Filhos do Carnaval

Sou de formação liberal e acho que o sexo deve ser livre, naturalmente dentro de limites de cuidados e bom senso. Por isso, fiquei surpresa com a quantidade de moças que afirmaram estar em processo de gravidez, consequência dos folguedos carnavalescos.
Os dados, limitados a um grupo pequeno, mas representativos, foram-me fornecidos por quatro ginecologistas, ex-alunas minhas, que ouviram de suas pacientes, durante consultas, a suspeita sobre a gravidez.

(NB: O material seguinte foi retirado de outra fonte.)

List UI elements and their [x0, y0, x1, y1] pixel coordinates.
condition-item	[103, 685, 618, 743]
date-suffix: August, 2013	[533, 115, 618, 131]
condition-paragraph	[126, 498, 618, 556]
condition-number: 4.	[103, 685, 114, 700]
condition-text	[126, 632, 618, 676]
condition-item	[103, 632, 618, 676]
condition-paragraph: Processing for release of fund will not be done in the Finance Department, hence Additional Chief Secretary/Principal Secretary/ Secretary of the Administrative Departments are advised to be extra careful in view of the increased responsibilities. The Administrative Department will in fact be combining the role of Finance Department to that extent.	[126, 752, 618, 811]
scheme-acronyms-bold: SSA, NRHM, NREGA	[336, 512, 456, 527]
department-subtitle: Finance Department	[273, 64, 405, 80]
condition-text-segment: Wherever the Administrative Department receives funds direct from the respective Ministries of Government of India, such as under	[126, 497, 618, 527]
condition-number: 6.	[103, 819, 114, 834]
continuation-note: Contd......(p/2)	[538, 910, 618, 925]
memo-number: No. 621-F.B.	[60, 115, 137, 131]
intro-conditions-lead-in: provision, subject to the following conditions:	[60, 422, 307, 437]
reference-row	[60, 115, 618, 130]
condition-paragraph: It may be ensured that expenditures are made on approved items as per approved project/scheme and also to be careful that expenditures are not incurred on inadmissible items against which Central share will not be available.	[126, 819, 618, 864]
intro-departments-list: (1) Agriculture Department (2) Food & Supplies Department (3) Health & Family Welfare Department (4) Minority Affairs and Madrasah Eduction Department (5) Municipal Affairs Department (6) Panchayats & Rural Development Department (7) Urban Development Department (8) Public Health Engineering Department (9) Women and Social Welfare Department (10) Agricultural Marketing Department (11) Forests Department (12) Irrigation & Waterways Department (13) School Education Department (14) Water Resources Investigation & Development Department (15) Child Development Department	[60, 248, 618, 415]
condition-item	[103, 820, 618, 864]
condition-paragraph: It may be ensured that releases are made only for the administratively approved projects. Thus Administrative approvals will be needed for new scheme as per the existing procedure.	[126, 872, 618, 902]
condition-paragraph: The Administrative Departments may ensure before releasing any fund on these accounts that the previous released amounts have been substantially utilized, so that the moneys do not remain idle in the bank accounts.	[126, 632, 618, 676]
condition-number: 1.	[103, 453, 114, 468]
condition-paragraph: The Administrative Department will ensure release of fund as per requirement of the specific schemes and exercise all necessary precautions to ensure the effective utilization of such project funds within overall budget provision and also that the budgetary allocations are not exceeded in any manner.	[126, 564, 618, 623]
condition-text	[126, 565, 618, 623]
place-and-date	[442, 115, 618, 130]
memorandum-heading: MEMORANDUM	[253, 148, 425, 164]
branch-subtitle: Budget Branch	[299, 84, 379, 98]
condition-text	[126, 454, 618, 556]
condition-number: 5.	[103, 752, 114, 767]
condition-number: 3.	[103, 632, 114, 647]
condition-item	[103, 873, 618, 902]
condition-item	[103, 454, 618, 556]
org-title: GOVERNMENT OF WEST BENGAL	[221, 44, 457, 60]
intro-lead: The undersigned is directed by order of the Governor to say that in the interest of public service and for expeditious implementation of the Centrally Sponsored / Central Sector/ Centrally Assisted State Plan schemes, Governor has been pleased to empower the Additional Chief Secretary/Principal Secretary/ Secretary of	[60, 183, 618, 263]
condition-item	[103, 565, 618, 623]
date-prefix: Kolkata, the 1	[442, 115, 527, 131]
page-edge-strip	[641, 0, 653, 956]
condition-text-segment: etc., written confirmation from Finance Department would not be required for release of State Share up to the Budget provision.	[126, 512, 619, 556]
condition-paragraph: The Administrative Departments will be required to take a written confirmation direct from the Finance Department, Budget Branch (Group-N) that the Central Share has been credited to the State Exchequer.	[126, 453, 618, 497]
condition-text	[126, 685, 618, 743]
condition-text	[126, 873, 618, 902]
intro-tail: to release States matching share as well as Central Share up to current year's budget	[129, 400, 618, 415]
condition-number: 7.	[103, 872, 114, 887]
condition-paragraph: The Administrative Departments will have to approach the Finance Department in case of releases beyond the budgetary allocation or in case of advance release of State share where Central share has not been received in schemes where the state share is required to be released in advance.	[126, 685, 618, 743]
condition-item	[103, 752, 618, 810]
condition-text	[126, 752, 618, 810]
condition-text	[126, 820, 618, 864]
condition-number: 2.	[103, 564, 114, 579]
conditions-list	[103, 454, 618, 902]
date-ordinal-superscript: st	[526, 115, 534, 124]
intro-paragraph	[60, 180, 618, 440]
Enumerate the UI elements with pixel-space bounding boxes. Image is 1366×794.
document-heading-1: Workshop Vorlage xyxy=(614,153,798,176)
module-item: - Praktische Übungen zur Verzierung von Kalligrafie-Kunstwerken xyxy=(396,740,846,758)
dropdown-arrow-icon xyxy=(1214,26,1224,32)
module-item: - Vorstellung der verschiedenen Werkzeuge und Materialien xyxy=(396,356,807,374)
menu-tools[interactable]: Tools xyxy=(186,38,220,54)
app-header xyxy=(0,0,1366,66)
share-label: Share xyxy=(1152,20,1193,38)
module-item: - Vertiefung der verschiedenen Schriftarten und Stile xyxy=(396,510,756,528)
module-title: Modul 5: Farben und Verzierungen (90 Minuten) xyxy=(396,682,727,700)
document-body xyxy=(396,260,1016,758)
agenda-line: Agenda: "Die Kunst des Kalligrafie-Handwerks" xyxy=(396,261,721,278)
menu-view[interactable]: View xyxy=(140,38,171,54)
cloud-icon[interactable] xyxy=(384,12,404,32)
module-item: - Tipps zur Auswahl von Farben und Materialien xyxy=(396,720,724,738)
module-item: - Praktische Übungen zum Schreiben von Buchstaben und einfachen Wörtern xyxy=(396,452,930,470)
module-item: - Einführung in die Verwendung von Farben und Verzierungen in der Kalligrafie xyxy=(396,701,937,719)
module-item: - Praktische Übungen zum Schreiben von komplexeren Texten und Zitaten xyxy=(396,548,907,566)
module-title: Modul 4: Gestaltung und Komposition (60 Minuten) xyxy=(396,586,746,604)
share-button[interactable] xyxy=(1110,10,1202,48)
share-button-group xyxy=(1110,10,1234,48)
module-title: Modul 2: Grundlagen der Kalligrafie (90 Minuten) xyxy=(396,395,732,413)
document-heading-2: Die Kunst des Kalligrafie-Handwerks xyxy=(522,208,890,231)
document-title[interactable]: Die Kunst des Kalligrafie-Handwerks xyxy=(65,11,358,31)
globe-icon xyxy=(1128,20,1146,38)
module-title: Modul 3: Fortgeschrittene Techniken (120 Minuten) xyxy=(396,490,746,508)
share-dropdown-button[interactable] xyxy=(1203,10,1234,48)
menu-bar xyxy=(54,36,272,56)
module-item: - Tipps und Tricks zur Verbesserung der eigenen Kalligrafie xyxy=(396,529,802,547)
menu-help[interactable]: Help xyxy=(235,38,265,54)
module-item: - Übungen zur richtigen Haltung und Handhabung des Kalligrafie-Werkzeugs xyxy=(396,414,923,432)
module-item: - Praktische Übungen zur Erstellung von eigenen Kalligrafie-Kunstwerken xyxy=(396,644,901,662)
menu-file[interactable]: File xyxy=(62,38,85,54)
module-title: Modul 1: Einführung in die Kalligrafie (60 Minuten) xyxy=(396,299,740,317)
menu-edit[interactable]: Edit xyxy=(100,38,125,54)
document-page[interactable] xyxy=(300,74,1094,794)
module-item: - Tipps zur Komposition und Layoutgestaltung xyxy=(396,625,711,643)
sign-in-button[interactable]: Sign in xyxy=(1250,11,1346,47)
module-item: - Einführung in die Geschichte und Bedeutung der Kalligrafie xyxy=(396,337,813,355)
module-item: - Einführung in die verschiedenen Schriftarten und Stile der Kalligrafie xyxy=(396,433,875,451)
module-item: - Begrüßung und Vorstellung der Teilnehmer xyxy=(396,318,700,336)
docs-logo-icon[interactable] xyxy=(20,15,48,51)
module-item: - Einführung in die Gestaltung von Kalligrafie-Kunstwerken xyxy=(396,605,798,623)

A coincidência das quatro ouvirem o mesmo relato nos dá uma estatística que, embora mínima, representa um universo do qual são extraídas, em princípio, algumas conclusões. As idades das pacientes variam de 16 a 30 anos. Quer dizer, um extremo ao outro.

Por que não foram usados meios de proteção, como camisinhas? No caso das adolescentes, pode-se entender o ardor e a impulsividade dos jovens por terem ignorado a salvaguarda. Mas, o que dizer das de mais idade, como as de 30 anos? Desconhecimento, esquecimento, desafio?

Volto a lembrar que minha surpresa tem como base uma estatística restrita a um pequeno grupo de mulheres, embora tenha seu valor para interpretações como a que faço aqui. Seja como for, com tanto progresso alcançado nos meios de prevenção da gravidez, fico preocupada com a moçada alheia ao futuro.